Les éléments extérieurs semblent accompagner l'accomplissement du destin : la voix de la radio, invitation à vivre, résonne comme un appel, le hibou trace la route d'Ammu, la nuit les accueille, les enfants leur ont préparé le terrain en leur laissant l'ovale de terre sèche du bateau. Ils sont même présentés comme des agents du destin : « Willed this to happen. The twin midwives of Ammu's dream. » (336) Enfin, le destin est désigné comme dans le reste du roman par l'expression en majuscules : « The Big Things ever lurked inside » (338).

Les personnages sont conscients qu'un destin est à l'oeuvre, conscients aussi de subvertir la Loi et de devoir en payer le prix, comme le signale le titre du chapitre « The Cost of Living ». L'expression est reprise dans le texte : « As though they knew that how far they went would be measured against how far they would be taken » (335), « The cost of living climbed to unaffordable heights » (336) ; le prix en est donné : « Two lives. Two children's childhoods » (336)

La conscience tragique est soulignée par la répétition du verbe « knew » (338 ; 339) et par la sensation de peur ou de terreur : « fear » est employé plusieurs fois (334, 338) ainsi que « Terror »  (334, 335, 337). Les frissons (332, 334), le cœur qui cogne (334, 337) en sont les manifestations récurrentes. Quant au silence, avant d'être le signe de leur jouissance, il est celui de leur peur. La voix est rauque (334) et les paroles interrompues.

1.3 L'ironie tragique : prolepses et jeu des temps

La terreur, sentiment tragique par excellence selon Aristote, est ressentie par les personnages mais surtout par le lecteur grâce à l'ironie tragique. En effet la scène est une analepse ; les faits appartiennent au passé de 1969 ; le lecteur sait depuis le premier chapitre que Velutha et Ammu sont morts et que Velutha a payé le prix fort en étant roué de coups par les policiers. Les nombreuses prolepses du chapitre sont là pour le rappeler au lecteur qui sait que les personnages, même lucides sur le piège dans lequel ils sont enfermés, n'imaginent pas le pire.

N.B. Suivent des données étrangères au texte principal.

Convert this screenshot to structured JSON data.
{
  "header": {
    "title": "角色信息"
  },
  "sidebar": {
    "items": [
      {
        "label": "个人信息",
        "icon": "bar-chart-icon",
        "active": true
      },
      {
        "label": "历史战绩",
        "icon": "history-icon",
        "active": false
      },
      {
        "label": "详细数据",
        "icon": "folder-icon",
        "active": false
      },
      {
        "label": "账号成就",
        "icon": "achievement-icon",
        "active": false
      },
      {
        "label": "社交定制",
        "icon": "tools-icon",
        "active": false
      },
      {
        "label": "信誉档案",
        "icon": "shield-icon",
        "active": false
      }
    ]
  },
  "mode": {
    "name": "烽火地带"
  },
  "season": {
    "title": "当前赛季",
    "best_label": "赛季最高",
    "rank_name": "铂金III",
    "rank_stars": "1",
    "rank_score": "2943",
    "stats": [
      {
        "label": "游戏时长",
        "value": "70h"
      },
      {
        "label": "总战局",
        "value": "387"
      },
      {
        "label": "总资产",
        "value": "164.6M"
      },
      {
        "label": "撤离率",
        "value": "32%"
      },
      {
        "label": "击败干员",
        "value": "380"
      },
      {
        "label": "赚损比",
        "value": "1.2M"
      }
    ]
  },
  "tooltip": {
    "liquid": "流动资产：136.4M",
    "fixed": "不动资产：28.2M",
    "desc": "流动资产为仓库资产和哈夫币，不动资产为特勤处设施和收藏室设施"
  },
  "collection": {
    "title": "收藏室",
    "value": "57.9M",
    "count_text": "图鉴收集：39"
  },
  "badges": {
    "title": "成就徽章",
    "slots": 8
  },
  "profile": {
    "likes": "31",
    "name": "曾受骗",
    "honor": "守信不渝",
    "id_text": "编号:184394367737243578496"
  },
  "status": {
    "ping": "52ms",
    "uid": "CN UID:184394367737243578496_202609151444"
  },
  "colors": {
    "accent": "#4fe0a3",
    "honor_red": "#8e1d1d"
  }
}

Tous les mots connotant l'avenir sont associés à des expressions négatives : « smashed smiles lay ahead of them. But that would be later. » (334) ; « [...] he was about to enter a tunnel whose only egress was his own annihilation » (333) ; « And on Ammu's road (to Age and Death) a small, sunny meadow appeared [...]. Beyond it, an abyss » (337). Les métaphores des visages aux sourires grimaçants qui les attendent, du tunnel, du précipice, du piège et de l'appât (334), mais aussi celle des insectes qui se précipitent vers leur mort (331) signalent l'issue tragique. Certes les personnages le savent aussi, obscurément : « I could lose everything » (334) ; « They knew that things could change in a day »  (339), mais seul le lecteur peut percevoir le véritable sens de ce « tout perdre » ; lui seul lit la formule « later » comme la formule de malédiction magique des enfants « Lay Ter » ; de même les trois comparaisons de la page 339 ne prennent sens que parce qu'elles font allusion à d'autres événements tragiques qui interviendront après cette scène et que le lecteur seul connaît, comme la mort de Sophie Mol : « Like flat chalk on a blackboard.  Like breeze in a paddyfield.  Like jet-streaks in a blue church sky ».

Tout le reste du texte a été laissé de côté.